Home » Japanese, Translation

データから言葉を生かし・・ Traces from the Japanese database

Written By: daveski on July 17, 2010 No Comment

The past few weeks I’ve been helping out in a small hidden corner of one of the BLC’s bigger endeavors of the past few years: the Library of Foreign Language Film Clips, a collection of clips and linguistic and cultural metadata from oodles of movies in non-English languages. The LFLFC page I just linked to explains the project better than I can here, and Berkeley students who are studying Chinese, Finnish, French, German, Italian, Japanese, Korean, Russian, or Spanish can check it out by logging in with Calnet ID here (more languages coming, is the official word).

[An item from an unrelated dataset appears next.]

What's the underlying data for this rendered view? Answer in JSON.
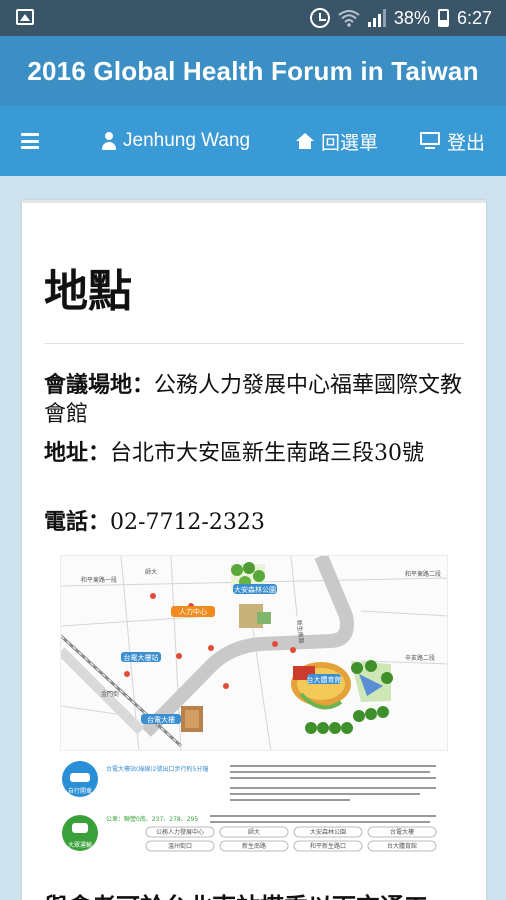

These are top-down views, though, and for me, what this or any other language learning attempt is about has always been the bottom-up. And there isn’t much more of a bottom-up view than that seen from the designer of tags–the unique linguistic elements that are attached to film clips so that they can be searched for, retrieved, and made use of by language learners and teachers. Any one clip can be identified by descriptions of the setting, the characters who appear, what they’re doing, the cultural practices in which they’re engaged, the speech acts they’re using as they talk, and (of course) the actual words they’re saying. And it’s a list of about 10,000 of these words–words that the actors in these films actually utter in the course of the film–that I’ve been staring at, scrutinizing, looking up, and preparing for entry into the database these last few weeks.

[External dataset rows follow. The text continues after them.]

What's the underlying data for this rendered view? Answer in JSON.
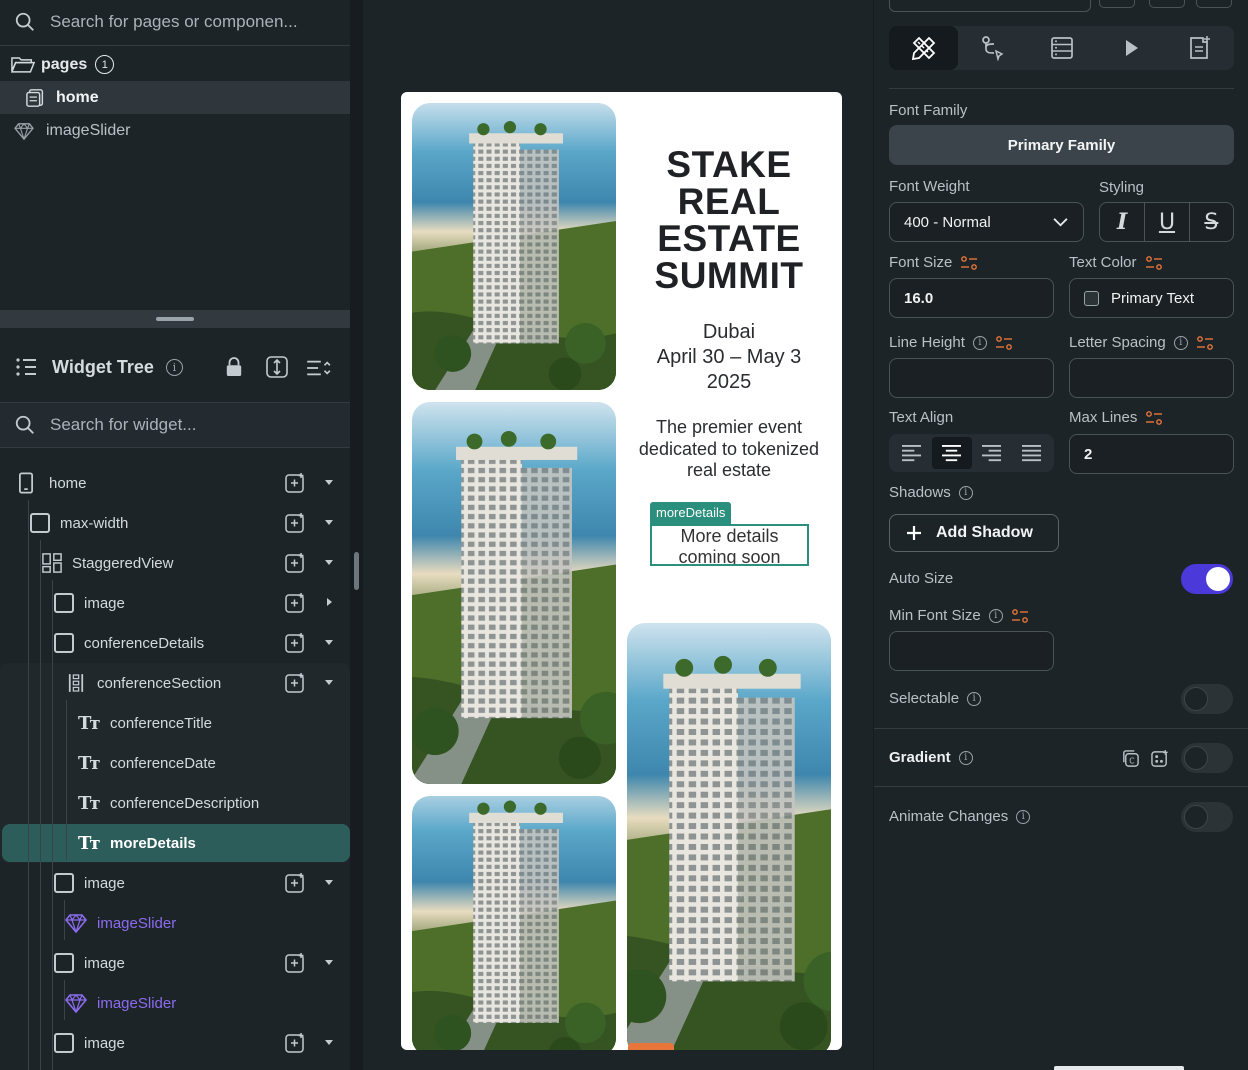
{
  "left": {
    "page_search_placeholder": "Search for pages or componen...",
    "pages_label": "pages",
    "pages_count": "1",
    "pages": [
      {
        "label": "home"
      },
      {
        "label": "imageSlider"
      }
    ],
    "widget_tree_title": "Widget Tree",
    "widget_search_placeholder": "Search for widget...",
    "tree": [
      {
        "label": "home"
      },
      {
        "label": "max-width"
      },
      {
        "label": "StaggeredView"
      },
      {
        "label": "image"
      },
      {
        "label": "conferenceDetails"
      },
      {
        "label": "conferenceSection"
      },
      {
        "label": "conferenceTitle"
      },
      {
        "label": "conferenceDate"
      },
      {
        "label": "conferenceDescription"
      },
      {
        "label": "moreDetails"
      },
      {
        "label": "image"
      },
      {
        "label": "imageSlider"
      },
      {
        "label": "image"
      },
      {
        "label": "imageSlider"
      },
      {
        "label": "image"
      }
    ]
  },
  "canvas": {
    "conference_title": "STAKE REAL ESTATE SUMMIT",
    "conference_date_line1": "Dubai",
    "conference_date_line2": "April 30 – May 3",
    "conference_date_line3": "2025",
    "conference_description": "The premier event dedicated to tokenized real estate",
    "more_details_tag": "moreDetails",
    "more_details_text": "More details coming soon"
  },
  "right": {
    "font_family_label": "Font Family",
    "font_family_value": "Primary Family",
    "font_weight_label": "Font Weight",
    "font_weight_value": "400 - Normal",
    "styling_label": "Styling",
    "font_size_label": "Font Size",
    "font_size_value": "16.0",
    "text_color_label": "Text Color",
    "text_color_value": "Primary Text",
    "line_height_label": "Line Height",
    "letter_spacing_label": "Letter Spacing",
    "text_align_label": "Text Align",
    "max_lines_label": "Max Lines",
    "max_lines_value": "2",
    "shadows_label": "Shadows",
    "add_shadow_label": "Add Shadow",
    "auto_size_label": "Auto Size",
    "auto_size_on": true,
    "min_font_size_label": "Min Font Size",
    "selectable_label": "Selectable",
    "gradient_label": "Gradient",
    "animate_changes_label": "Animate Changes"
  },
  "colors": {
    "accent_teal": "#2a8f7c",
    "toggle_on": "#4b39d9",
    "component_purple": "#8b6cf0"
  }
}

I wrote above that these words are unique, but of course that’s not true. The beauty of language-in-use is how people and films make words their own every time they use them; but at the same time they must be at least somewhat recognizable to their hearers and readers in order for meaning to be made. These words are part of a living language, spoken and reproduced by hundreds, thousands, millions of people and media channels. And what makes the work of checking, editing, and entering them in a database interesting is remembering, imagining, and tracing the paths of life that each one incites.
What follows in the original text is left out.